Русскому человеку чрезвычайно важно, чтобы его «коснулись рукой», рюмку с ним выпили, поговорили ни о чем. Это желание как угодно можно называть – патриархальностью, отсталостью, можно над этим иронизировать, но… мы такие.

Казалось бы, ничего особенного, но на самом деле внутри нас происходит что-то такое очень важное и нужное. (I, 92)


(2003)

Интервьюер:В известную фразу из «Сибирского цирюльника»: «Он русский, и это многое объясняет» каждый вкладывает свой смысл. Какой смысл вкладываете в нее Вы?

Упрямый, раздражающий, любящий, самостоятельный, в то же время нарушающий… Мне важно, чтобы каждый вкладывал в это свой смысл.

Но это как положительная оценка, так и абсолютно отрицательная. Видя человека в луже, хвастающегося нижним бельем, можно сказать: «Он русский, и это многое объясняет».

Но все дело в том, что стакан можно считать и полупустым, и полуполным.

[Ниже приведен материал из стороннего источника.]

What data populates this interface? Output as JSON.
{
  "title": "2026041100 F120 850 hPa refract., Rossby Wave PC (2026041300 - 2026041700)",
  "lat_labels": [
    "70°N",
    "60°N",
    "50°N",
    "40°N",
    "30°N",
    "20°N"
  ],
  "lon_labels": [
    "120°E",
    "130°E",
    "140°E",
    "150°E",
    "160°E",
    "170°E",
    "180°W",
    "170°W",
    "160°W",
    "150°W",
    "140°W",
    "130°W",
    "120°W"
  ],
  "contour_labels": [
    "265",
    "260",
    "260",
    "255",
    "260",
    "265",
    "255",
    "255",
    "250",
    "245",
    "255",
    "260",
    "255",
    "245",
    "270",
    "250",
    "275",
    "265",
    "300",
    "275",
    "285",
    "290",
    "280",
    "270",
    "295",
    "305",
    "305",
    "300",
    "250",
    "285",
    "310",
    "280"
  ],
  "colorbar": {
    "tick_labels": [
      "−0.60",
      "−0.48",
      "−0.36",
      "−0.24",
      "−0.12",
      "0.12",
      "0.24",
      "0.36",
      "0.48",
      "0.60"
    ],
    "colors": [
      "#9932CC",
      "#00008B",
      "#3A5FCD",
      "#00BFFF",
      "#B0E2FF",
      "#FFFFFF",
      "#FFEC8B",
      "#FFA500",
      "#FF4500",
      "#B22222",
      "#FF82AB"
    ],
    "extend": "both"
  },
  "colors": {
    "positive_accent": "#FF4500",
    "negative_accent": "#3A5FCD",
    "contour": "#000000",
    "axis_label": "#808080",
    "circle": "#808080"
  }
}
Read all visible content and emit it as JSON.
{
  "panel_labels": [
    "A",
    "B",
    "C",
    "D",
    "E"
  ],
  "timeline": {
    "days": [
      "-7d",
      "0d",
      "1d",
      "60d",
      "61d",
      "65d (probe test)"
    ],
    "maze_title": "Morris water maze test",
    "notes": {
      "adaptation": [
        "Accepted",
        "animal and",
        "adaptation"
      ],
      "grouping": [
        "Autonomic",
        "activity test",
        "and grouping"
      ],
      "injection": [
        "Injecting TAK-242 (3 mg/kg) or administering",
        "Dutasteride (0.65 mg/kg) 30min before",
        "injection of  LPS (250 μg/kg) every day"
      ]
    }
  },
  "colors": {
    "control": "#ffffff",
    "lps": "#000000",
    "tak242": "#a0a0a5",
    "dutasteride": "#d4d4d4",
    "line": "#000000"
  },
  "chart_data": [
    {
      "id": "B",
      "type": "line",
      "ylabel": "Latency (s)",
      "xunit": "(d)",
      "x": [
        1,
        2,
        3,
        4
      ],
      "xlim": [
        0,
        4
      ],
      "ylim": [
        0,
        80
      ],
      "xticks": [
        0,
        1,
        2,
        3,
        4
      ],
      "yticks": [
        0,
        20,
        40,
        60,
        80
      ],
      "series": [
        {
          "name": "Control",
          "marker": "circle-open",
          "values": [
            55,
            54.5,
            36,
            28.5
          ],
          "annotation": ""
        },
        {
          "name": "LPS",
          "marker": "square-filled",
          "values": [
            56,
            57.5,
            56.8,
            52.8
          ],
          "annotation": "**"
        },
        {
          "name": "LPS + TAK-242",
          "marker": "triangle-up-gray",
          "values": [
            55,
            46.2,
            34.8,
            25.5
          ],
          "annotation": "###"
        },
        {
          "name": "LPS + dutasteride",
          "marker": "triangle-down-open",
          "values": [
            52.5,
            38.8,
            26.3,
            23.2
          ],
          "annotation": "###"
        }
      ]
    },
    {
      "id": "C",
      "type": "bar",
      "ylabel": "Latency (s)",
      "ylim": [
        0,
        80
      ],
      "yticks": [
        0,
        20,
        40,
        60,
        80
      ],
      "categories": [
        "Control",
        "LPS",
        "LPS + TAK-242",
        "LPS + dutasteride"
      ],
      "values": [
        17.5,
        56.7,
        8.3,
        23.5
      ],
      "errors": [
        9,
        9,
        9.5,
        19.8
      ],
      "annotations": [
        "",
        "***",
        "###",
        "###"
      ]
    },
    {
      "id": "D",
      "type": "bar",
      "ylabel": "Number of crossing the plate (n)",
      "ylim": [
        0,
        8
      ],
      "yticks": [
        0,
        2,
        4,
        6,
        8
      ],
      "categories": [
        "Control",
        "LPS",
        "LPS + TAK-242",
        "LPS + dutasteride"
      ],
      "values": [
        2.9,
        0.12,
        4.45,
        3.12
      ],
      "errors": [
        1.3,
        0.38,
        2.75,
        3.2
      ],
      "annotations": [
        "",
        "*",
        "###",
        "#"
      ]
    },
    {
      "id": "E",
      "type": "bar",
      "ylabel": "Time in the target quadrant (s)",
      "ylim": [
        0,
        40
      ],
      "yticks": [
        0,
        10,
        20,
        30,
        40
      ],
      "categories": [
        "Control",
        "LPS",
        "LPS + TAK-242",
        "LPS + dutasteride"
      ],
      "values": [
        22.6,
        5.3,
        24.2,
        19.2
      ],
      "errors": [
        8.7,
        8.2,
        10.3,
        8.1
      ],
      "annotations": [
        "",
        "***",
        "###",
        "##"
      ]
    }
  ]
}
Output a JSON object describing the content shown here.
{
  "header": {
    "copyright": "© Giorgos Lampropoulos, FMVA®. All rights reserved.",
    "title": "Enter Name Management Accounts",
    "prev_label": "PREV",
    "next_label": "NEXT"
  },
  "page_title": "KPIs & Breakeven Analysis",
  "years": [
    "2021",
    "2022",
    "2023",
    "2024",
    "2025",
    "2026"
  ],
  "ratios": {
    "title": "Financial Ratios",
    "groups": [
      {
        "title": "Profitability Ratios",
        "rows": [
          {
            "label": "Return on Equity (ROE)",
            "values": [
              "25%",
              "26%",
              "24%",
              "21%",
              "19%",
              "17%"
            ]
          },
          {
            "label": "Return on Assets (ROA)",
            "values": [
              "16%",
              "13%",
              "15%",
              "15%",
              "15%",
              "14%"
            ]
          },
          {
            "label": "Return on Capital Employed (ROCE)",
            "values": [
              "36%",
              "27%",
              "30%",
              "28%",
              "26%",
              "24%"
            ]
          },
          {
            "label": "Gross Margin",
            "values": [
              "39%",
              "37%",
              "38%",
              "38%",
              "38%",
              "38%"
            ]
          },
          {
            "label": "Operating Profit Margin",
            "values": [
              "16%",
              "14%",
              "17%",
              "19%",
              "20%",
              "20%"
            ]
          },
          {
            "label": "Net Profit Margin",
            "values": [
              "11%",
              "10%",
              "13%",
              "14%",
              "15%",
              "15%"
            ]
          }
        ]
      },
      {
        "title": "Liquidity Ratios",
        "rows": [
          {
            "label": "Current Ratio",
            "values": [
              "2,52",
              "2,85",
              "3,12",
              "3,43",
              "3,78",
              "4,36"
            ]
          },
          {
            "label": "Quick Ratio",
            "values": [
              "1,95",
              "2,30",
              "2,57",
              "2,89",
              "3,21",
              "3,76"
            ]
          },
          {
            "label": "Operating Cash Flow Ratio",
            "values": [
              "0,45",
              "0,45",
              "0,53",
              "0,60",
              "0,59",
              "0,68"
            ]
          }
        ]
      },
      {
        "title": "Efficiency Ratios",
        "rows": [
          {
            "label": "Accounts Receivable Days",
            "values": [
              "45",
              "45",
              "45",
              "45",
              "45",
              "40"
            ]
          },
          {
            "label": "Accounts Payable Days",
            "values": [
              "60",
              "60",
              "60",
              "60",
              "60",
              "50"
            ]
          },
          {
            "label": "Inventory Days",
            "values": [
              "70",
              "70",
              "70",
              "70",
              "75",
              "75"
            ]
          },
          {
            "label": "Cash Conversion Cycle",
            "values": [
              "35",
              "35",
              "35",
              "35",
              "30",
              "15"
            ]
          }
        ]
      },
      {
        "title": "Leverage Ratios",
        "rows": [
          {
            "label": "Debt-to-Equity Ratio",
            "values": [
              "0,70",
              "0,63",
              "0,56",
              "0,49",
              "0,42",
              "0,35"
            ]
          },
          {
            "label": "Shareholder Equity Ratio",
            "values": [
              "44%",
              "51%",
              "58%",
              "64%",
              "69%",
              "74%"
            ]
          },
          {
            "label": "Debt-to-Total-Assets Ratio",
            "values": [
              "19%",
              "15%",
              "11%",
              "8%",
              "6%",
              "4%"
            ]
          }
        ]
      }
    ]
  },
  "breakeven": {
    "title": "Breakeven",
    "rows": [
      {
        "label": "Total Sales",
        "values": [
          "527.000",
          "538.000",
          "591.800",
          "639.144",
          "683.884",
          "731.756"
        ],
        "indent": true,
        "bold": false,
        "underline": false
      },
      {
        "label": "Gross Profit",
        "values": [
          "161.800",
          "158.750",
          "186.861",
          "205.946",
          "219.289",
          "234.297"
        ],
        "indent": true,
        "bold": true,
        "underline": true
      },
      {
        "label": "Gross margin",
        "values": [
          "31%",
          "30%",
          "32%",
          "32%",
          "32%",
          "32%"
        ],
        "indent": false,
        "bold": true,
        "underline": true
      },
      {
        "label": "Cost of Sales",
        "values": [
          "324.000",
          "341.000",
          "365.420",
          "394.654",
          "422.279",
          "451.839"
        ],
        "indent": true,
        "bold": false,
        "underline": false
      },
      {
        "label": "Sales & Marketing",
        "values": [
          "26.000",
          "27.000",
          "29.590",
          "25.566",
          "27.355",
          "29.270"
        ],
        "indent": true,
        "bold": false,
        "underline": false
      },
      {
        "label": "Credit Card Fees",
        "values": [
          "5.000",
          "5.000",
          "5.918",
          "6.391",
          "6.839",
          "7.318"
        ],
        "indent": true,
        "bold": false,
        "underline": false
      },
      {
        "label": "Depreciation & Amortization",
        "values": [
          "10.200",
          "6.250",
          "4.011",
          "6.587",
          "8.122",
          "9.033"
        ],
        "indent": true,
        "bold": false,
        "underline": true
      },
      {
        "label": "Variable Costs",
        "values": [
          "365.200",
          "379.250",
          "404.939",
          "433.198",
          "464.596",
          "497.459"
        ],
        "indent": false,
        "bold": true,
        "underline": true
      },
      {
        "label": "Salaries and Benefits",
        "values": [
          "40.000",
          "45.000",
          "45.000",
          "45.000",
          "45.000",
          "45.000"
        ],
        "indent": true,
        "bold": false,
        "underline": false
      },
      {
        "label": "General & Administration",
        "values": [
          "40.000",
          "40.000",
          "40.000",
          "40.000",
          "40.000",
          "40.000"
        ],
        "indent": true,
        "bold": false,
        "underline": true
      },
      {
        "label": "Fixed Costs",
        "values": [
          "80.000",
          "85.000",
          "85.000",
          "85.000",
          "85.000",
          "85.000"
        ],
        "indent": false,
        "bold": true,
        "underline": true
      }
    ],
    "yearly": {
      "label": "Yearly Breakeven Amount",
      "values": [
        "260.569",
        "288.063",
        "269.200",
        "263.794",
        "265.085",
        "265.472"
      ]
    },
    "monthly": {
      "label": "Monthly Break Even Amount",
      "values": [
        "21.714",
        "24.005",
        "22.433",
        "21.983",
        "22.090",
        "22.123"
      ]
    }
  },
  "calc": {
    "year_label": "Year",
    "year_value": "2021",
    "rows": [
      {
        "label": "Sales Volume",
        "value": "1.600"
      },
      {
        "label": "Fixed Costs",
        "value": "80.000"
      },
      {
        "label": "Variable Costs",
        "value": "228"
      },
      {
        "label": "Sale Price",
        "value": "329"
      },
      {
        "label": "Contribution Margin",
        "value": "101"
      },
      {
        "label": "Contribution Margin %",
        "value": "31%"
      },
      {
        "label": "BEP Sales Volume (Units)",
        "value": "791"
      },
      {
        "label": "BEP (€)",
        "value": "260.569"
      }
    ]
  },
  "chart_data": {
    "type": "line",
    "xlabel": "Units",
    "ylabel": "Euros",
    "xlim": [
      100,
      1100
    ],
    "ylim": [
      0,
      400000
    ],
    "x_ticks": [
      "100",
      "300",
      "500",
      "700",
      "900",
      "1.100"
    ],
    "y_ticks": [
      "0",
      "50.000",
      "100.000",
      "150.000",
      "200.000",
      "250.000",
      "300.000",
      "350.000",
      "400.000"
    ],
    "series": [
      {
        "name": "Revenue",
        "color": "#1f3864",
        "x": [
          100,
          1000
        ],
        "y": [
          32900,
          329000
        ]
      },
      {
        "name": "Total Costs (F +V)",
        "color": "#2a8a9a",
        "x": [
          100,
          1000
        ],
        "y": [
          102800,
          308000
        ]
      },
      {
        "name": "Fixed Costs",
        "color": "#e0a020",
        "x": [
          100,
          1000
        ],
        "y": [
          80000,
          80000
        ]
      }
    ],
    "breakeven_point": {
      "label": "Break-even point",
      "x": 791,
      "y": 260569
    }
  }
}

Я рассматриваю его как полуполный. (I, 97)


(2003)

Вы знаете, как раз эта цитата, наверное, и объясняет больше, чем я мог бы сказать.

Он русский – и это многое объясняет; то есть он русский, и это так много объясняет, что не нужно даже пытаться понять. Достаточно того, чтобы сказать: он русский… и даже не вмешиваться и не пытаться понять – какой он.

Но это, в общем-то, красивая фраза.

Я думаю, что русские меняются, но только с точки зрения количества и скорости восприятия информации. Я не думаю, что эта информация реально меняет менталитет настолько, чтобы он стал другим. А если это так, то это очень плохо, очень плохо.

Потому что менталитет – это иммунитет, а без иммунитета национального абсолютно невозможно выжить большой нации – нереально. (V, 16)


(2003)

Интервьюер:Русский человек – ленивый человек?

Не в этом дело.

Русский человек никогда не будет работать только за деньги без какого-то еще смысла. Он не только хочет, чтобы ему хорошо платили, он еще хочет любить тех, кто ему платит, а если он не любит, то скажет: «Вы что, хотите, чтобы я еще и вкалывал за ваши вонючие деньги?»

Русский человек может вкалывать как никто, вот только ему нужна еще идея.

Помните, у Достоевского каторжников заставляли переносить бревна в одну сторону, потом в другую. Когда они узнали, что это просто для того, чтобы носить бревна, отказались. Вот если бы это делалось, чтобы построить гильотину для них же, тюрьму для них же или дыбу – если бы это имело смысл, они бы это делали.